Strawberry Buckwheat Pancakes

    4
    30 min
    Not too tricky

This extra-tasty pancake dough is ideal for any vegan. Additionally, buckwheat flour includes manganese mineral, needed to keep our connective tissue strong and healthy.

  • I recommend making your batter the day beforehand and placing it into the fridge. If you cook for more than four persons, just cook a whole batch to do it for a few days.

Calories

398

Fat

15.7 g

Sugar

15.9 g

Salt

0.7 g

Protein

12.3 g

Carbs

53.9 g

Fiber

3.5 g

Ingredients

- 300 ml of almond milk;- 1 teaspoon of vanilla extract;- 75 g of blanched almonds;- 100 g of buckwheat flour;- 100 g of rice flour;- 2 level teaspoons of baking powder;- 1 ripe banana;- olive oil;- 350 g of seasonal berries, such as strawberries, blackberries, raspberries, blueberries;- 1 sprig of fresh rosemary;- maple syrup;- 4 tablespoons of Greek yogurt, optional.

01. Pour the milk into a blender with the vanilla extract, almonds, flour, and baking powder. Peel and add the banana, then blitz until smooth.

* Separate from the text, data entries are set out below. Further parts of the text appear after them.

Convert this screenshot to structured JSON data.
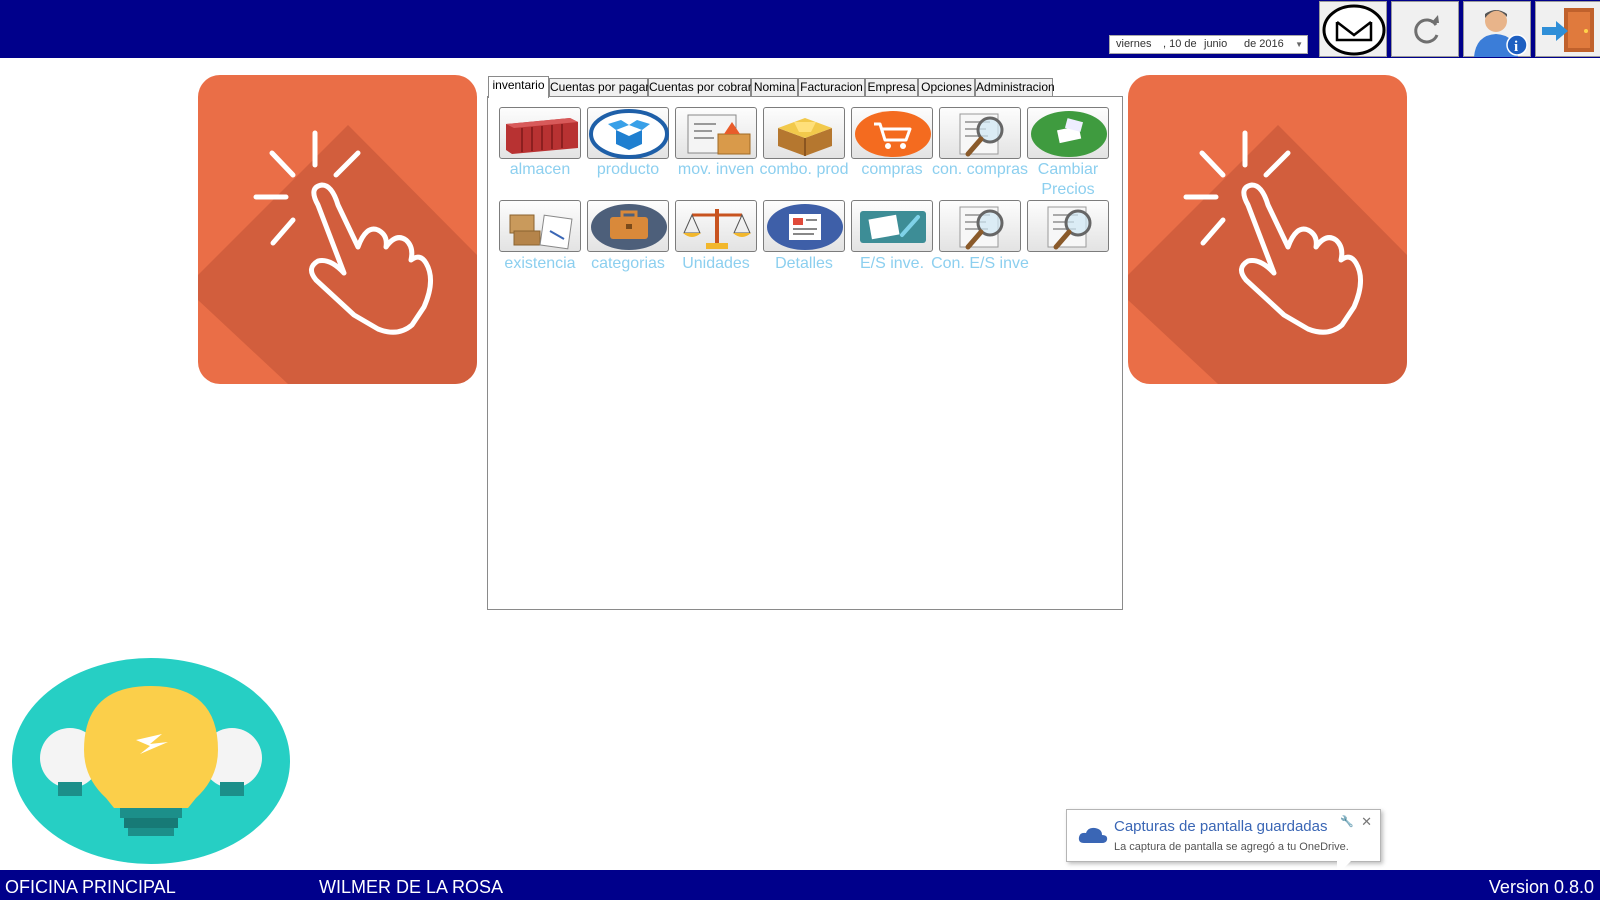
{
  "header": {
    "date": {
      "weekday": "viernes",
      "day": ", 10 de",
      "month": "junio",
      "year": "de 2016"
    },
    "buttons": [
      {
        "name": "mail-button",
        "icon": "envelope-icon"
      },
      {
        "name": "refresh-button",
        "icon": "refresh-icon"
      },
      {
        "name": "user-info-button",
        "icon": "user-info-icon"
      },
      {
        "name": "exit-button",
        "icon": "exit-door-icon"
      }
    ]
  },
  "tabs": [
    {
      "label": "inventario",
      "active": true
    },
    {
      "label": "Cuentas por pagar"
    },
    {
      "label": "Cuentas por cobrar"
    },
    {
      "label": "Nomina"
    },
    {
      "label": "Facturacion"
    },
    {
      "label": "Empresa"
    },
    {
      "label": "Opciones"
    },
    {
      "label": "Administracion"
    }
  ],
  "inventory_items": [
    {
      "label": "almacen",
      "icon": "container-icon"
    },
    {
      "label": "producto",
      "icon": "open-box-icon"
    },
    {
      "label": "mov. inven",
      "icon": "document-box-icon"
    },
    {
      "label": "combo. prod",
      "icon": "cardboard-box-icon"
    },
    {
      "label": "compras",
      "icon": "shopping-cart-icon"
    },
    {
      "label": "con. compras",
      "icon": "magnifier-document-icon"
    },
    {
      "label": "Cambiar",
      "label2": "Precios",
      "icon": "money-icon"
    },
    {
      "label": "existencia",
      "icon": "pallet-icon"
    },
    {
      "label": "categorias",
      "icon": "briefcase-icon"
    },
    {
      "label": "Unidades",
      "icon": "balance-scale-icon"
    },
    {
      "label": "Detalles",
      "icon": "detail-document-icon"
    },
    {
      "label": "E/S inve.",
      "icon": "edit-card-icon"
    },
    {
      "label": "Con. E/S inve",
      "icon": "magnifier-document-icon"
    },
    {
      "label": "",
      "icon": "magnifier-document-icon"
    }
  ],
  "toast": {
    "title": "Capturas de pantalla guardadas",
    "body": "La captura de pantalla se agregó a tu OneDrive.",
    "close": "✕",
    "pin": "🔧"
  },
  "status": {
    "office": "OFICINA PRINCIPAL",
    "user": "WILMER DE LA ROSA",
    "version": "Version 0.8.0"
  },
  "colors": {
    "navy": "#00008b",
    "tile_orange": "#ea6e47",
    "label_blue": "#8ccfef",
    "bulb_teal": "#26cfc4",
    "bulb_yellow": "#fbcf4a"
  }
}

02. Place a large non-stick frying pan on medium heat. Once hot, add one teaspoon of oil to the pan with three tablespoons of batter per pancake.

03.Push some sliced strawberries or whole berries into the batter, then cook for 4 minutes, or until nicely golden on the bottom (the first pancakes are always slightly awkward as you’re adjusting your temperature control).

04. Flip over, apply a little pressure with a fish slice and cook for 2 minutes, or until golden on the other side, then transfer to a plate, fruit side up. Wipe out the pan with a ball of kitchen paper and repeat the process.

05. Stick the sprig of rosemary into the maple syrup bottle and use it to lightly brush syrup over the hot pancakes. Top each portion with a dollop of yogurt, if you like, and serve with extra berries on the side.